Kepala Pusat Penerangan Hukum (Kapuspenkum) Kejaksaan Agung, Anang Supriatna, menjelaskan bahwa penerbitan surat edaran tersebut dilakukan setelah batas waktu pengumpulan data yang sebelumnya diberikan kepada seluruh Kejati telah berakhir.
"Surat Edaran ini merupakan surat biasa terkait penanganan perkara. Surat tersebut dikeluarkan karena batas waktu pengumpulan data sudah selesai," kata Anang Supriatna dalam keterangan resminya, Selasa (14/7/2026).
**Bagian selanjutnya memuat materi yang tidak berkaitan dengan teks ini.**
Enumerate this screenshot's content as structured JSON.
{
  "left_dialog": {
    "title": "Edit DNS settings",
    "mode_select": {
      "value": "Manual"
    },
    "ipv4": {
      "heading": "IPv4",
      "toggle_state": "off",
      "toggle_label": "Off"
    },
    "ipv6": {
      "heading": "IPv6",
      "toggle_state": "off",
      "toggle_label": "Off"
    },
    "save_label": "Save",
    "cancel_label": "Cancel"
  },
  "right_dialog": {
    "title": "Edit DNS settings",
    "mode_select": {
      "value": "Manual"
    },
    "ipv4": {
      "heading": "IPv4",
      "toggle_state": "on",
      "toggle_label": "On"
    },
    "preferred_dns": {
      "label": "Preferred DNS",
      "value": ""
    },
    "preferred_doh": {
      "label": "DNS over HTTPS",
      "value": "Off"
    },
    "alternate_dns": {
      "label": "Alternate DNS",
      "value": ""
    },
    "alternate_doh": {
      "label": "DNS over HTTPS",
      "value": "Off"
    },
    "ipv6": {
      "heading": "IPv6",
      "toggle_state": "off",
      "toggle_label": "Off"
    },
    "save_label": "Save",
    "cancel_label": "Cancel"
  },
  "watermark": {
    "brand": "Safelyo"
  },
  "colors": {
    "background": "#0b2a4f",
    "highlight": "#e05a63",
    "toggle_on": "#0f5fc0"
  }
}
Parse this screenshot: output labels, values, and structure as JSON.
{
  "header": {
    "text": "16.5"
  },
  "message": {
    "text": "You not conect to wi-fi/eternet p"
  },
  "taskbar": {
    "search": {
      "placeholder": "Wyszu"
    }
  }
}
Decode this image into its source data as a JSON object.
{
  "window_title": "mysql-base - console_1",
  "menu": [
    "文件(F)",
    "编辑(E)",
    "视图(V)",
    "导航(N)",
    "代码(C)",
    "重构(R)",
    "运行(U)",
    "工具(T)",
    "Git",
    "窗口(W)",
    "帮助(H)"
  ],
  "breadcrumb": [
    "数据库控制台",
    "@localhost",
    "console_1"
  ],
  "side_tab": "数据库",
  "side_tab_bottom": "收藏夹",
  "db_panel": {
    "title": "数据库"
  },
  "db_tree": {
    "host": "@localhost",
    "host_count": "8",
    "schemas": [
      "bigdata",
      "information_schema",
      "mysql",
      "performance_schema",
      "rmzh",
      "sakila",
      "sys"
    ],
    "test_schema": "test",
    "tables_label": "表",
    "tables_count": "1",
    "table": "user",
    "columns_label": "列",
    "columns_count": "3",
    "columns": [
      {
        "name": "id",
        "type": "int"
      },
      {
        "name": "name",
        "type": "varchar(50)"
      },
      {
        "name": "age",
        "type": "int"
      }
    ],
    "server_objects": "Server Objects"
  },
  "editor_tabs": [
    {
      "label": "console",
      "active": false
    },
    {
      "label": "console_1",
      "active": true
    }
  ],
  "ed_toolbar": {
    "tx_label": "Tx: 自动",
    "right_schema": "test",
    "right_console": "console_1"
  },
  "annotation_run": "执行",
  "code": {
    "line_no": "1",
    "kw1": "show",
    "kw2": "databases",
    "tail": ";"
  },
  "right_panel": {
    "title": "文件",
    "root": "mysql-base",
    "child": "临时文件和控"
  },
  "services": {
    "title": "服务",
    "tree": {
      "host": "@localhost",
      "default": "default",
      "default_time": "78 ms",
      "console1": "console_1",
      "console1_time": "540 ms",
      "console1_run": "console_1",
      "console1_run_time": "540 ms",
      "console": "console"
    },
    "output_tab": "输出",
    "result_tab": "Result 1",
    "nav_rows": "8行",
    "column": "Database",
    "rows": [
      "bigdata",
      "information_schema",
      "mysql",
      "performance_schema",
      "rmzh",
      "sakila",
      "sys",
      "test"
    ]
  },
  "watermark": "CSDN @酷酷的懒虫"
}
Meski kegiatan pengumpulan data dihentikan, Anang menegaskan langkah tersebut tidak berarti proses penanganan perkara ikut dihentikan. Seluruh data yang telah dihimpun tetap akan diproses sebagai bagian dari tahapan penyidikan.
"Data-data yang telah terkumpul dan terhimpun akan tetap ditindaklanjuti. Proses penyidikan dan pengumpulan alat bukti akan terus berlanjut sesuai dengan ketentuan hukum acara yang berlaku," tegasnya.
Surat edaran terbaru itu merupakan tindak lanjut dari surat sebelumnya yang memerintahkan jajaran Kejati untuk melakukan inventarisasi, pengumpulan data, serta penyampaian berbagai permasalahan dalam pelaksanaan Program Makan Bergizi Gratis di wilayah hukum masing-masing.
Dengan berakhirnya tahapan pengumpulan data, Kejaksaan Agung kini akan memfokuskan proses pada pendalaman hasil yang telah diperoleh sesuai mekanisme penyidikan yang berlaku.